Однажды мама мне объяснила:

– Он когда практику в Серпухове проходил, там много народа было в комнате. И он просто подушкой накрывался, чтобы ничего не слышать. Ну тогда, после войны. Понял?

– Но сейчас же уже не война! И не после войны... – обиженно сказал я, но подушку с папиной головы стягивать перестал.

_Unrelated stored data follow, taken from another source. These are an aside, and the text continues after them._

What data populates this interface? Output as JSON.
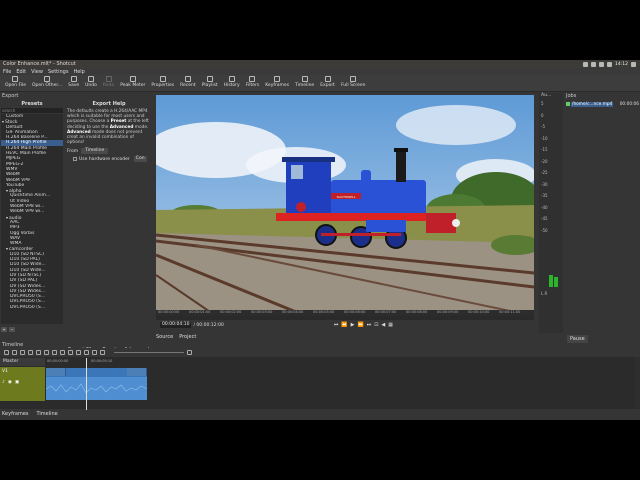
{
  "window": {
    "title": "Color Enhance.mlt* - Shotcut",
    "clock": "14:12"
  },
  "menu": [
    "File",
    "Edit",
    "View",
    "Settings",
    "Help"
  ],
  "toolbar": [
    {
      "label": "Open File",
      "icon": "folder-icon",
      "enabled": true
    },
    {
      "label": "Open Other...",
      "icon": "open-other-icon",
      "enabled": true
    },
    {
      "label": "Save",
      "icon": "save-icon",
      "enabled": true
    },
    {
      "label": "Undo",
      "icon": "undo-icon",
      "enabled": true
    },
    {
      "label": "Redo",
      "icon": "redo-icon",
      "enabled": false
    },
    {
      "label": "Peak Meter",
      "icon": "peak-meter-icon",
      "enabled": true
    },
    {
      "label": "Properties",
      "icon": "properties-icon",
      "enabled": true
    },
    {
      "label": "Recent",
      "icon": "recent-icon",
      "enabled": true
    },
    {
      "label": "Playlist",
      "icon": "playlist-icon",
      "enabled": true
    },
    {
      "label": "History",
      "icon": "history-icon",
      "enabled": true
    },
    {
      "label": "Filters",
      "icon": "filters-icon",
      "enabled": true
    },
    {
      "label": "Keyframes",
      "icon": "keyframes-icon",
      "enabled": true
    },
    {
      "label": "Timeline",
      "icon": "timeline-icon",
      "enabled": true
    },
    {
      "label": "Export",
      "icon": "export-icon",
      "enabled": true
    },
    {
      "label": "Full Screen",
      "icon": "fullscreen-icon",
      "enabled": true
    }
  ],
  "export": {
    "dock_title": "Export",
    "presets_header": "Presets",
    "search_placeholder": "search",
    "help_header": "Export Help",
    "help_text_1": "The defaults create a H.264/AAC MP4 which is suitable for most users and purposes. Choose a ",
    "help_bold_1": "Preset",
    "help_text_2": " at the left deciding to use the ",
    "help_bold_2": "Advanced",
    "help_text_3": " mode. ",
    "help_bold_3": "Advanced",
    "help_text_4": " mode does not prevent creat an invalid combination of options!",
    "from_label": "From",
    "from_value": "Timeline",
    "hw_label": "Use hardware encoder",
    "hw_config": "Con",
    "buttons": [
      "Export File",
      "Reset",
      "Advanced"
    ],
    "tree": [
      {
        "label": "Custom",
        "indent": 1,
        "cat": false
      },
      {
        "label": "Stock",
        "indent": 0,
        "cat": true
      },
      {
        "label": "Default",
        "indent": 1,
        "cat": false
      },
      {
        "label": "GIF Animation",
        "indent": 1,
        "cat": false
      },
      {
        "label": "H.264 Baseline P...",
        "indent": 1,
        "cat": false
      },
      {
        "label": "H.264 High Profile",
        "indent": 1,
        "cat": false,
        "selected": true
      },
      {
        "label": "H.264 Main Profile",
        "indent": 1,
        "cat": false
      },
      {
        "label": "HEVC Main Profile",
        "indent": 1,
        "cat": false
      },
      {
        "label": "MJPEG",
        "indent": 1,
        "cat": false
      },
      {
        "label": "MPEG-2",
        "indent": 1,
        "cat": false
      },
      {
        "label": "WMV",
        "indent": 1,
        "cat": false
      },
      {
        "label": "WebM",
        "indent": 1,
        "cat": false
      },
      {
        "label": "WebM VP9",
        "indent": 1,
        "cat": false
      },
      {
        "label": "YouTube",
        "indent": 1,
        "cat": false
      },
      {
        "label": "alpha",
        "indent": 1,
        "cat": true
      },
      {
        "label": "Quicktime Anim...",
        "indent": 2,
        "cat": false
      },
      {
        "label": "Ut Video",
        "indent": 2,
        "cat": false
      },
      {
        "label": "WebM VP8 wi...",
        "indent": 2,
        "cat": false
      },
      {
        "label": "WebM VP9 wi...",
        "indent": 2,
        "cat": false
      },
      {
        "label": "audio",
        "indent": 1,
        "cat": true
      },
      {
        "label": "AAC",
        "indent": 2,
        "cat": false
      },
      {
        "label": "MP3",
        "indent": 2,
        "cat": false
      },
      {
        "label": "Ogg Vorbis",
        "indent": 2,
        "cat": false
      },
      {
        "label": "WAV",
        "indent": 2,
        "cat": false
      },
      {
        "label": "WMA",
        "indent": 2,
        "cat": false
      },
      {
        "label": "camcorder",
        "indent": 1,
        "cat": true
      },
      {
        "label": "D10 (SD NTSC)",
        "indent": 2,
        "cat": false
      },
      {
        "label": "D10 (SD PAL)",
        "indent": 2,
        "cat": false
      },
      {
        "label": "D10 (SD Wide...",
        "indent": 2,
        "cat": false
      },
      {
        "label": "D10 (SD Wide...",
        "indent": 2,
        "cat": false
      },
      {
        "label": "DV (SD NTSC)",
        "indent": 2,
        "cat": false
      },
      {
        "label": "DV (SD PAL)",
        "indent": 2,
        "cat": false
      },
      {
        "label": "DV (SD Wides...",
        "indent": 2,
        "cat": false
      },
      {
        "label": "DV (SD Wides...",
        "indent": 2,
        "cat": false
      },
      {
        "label": "DVCPRO50 (S...",
        "indent": 2,
        "cat": false
      },
      {
        "label": "DVCPRO50 (S...",
        "indent": 2,
        "cat": false
      },
      {
        "label": "DVCPRO50 (S...",
        "indent": 2,
        "cat": false
      }
    ]
  },
  "left_tabs": [
    "Properties",
    "Playlist",
    "Filters",
    "Export"
  ],
  "viewer": {
    "timecode": "00:00:04:10",
    "duration": "/ 00:00:12:00",
    "ruler": [
      "00:00:00:00",
      "00:00:01:00",
      "00:00:02:00",
      "00:00:03:00",
      "00:00:04:00",
      "00:00:05:00",
      "00:00:06:00",
      "00:00:07:00",
      "00:00:08:00",
      "00:00:09:00",
      "00:00:10:00",
      "00:00:11:00"
    ],
    "tabs": [
      "Source",
      "Project"
    ],
    "locomotive_plate": "SOUTHWELL"
  },
  "meter": {
    "title": "Au...",
    "scale": [
      "5",
      "0",
      "-5",
      "-10",
      "-15",
      "-20",
      "-25",
      "-30",
      "-35",
      "-40",
      "-45",
      "-50"
    ],
    "lr": "L R"
  },
  "jobs": {
    "title": "Jobs",
    "job_name": "/home/c...nce.mp4",
    "job_time": "00:00:06",
    "pause": "Pause"
  },
  "timeline": {
    "title": "Timeline",
    "master": "Master",
    "track": "V1",
    "ruler": [
      "00:00:00:00",
      "00:00:05:10"
    ],
    "bottom_tabs": [
      "Keyframes",
      "Timeline"
    ]
  },
  "colors": {
    "accent": "#3a5f8f",
    "track_head": "#6e7a1e",
    "clip": "#3b77b8",
    "meter": "#2bb52b"
  }
}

Вторым предметом, который меня сильно волновал, была железная гиря.

Это была очень здоровая гиря, похожая на те, что ставят на весы в магазине – только круглая и большая. На ее круглом черном боку была выбита рукой мастера точная цифра: 32 кг.

Врач запретил папе поднимать гирю, и теперь она ржавела на балконе. А когда-то она была черная, лоснящаяся от старых следов машинного масла.

– Ты почему ее не выбросишь? – строго спрашивал я папу, и он отвечал, как всегда, коротко и ясно:

– Жалко!

Иногда я открывал балконную дверь.

На глаза мне обязательно попадалась эта гиря. Она стояла между старым эмалированным тазиком, сломанной табуреткой и пыльными стеклянными банками.

– Из-за этой твоей гири у нас скоро весь балкон обвалится! – сурово говорил я папе.

– Не обвалится! – отвечал папа коротко. – Там запас большой.

– Запас чего? – после паузы спрашивал я с каким-то неприятным чувством.

– Прочности, – отвечал папа сердито, не вдаваясь в дальнейшие объяснения.

Папа ничего не умел объяснять длинно. Когда чувствовал, что его короткие объяснения меня не удовлетворяют, он начинал тихо злиться. На кого он злился, я так и не узнал. То ли на себя, то ли на меня...

Мне очень хотелось поднять эту гирю.

– Ты что, Лева, с ума сошел? – спрашивала мама, когда заставала меня за этим занятием. – У тебя же там все порвется, внутри. Потом всю жизнь на лекарства будешь работать.

– Интересно, а как же ее папа поднимал? – возмущенно спрашивал я.

– Ну, сравнил! – улыбалась мама и уходила обратно в комнату, закрывая за мной балконную дверь, чтобы не простудиться.

Я оставался один в комнате и прилипал носом к оконному стеклу. По ногам сильно дуло, но я все равно стоял так и смотрел на гирю.

Зимой ее заносил снег.

Мама забивала балконную дверь кусочками поролона. А потом еще заклеивала газетой. Она брала маленький мебельный гвоздик и молоток. Потом прицеливалась, но иногда все равно попадала себе по пальцам.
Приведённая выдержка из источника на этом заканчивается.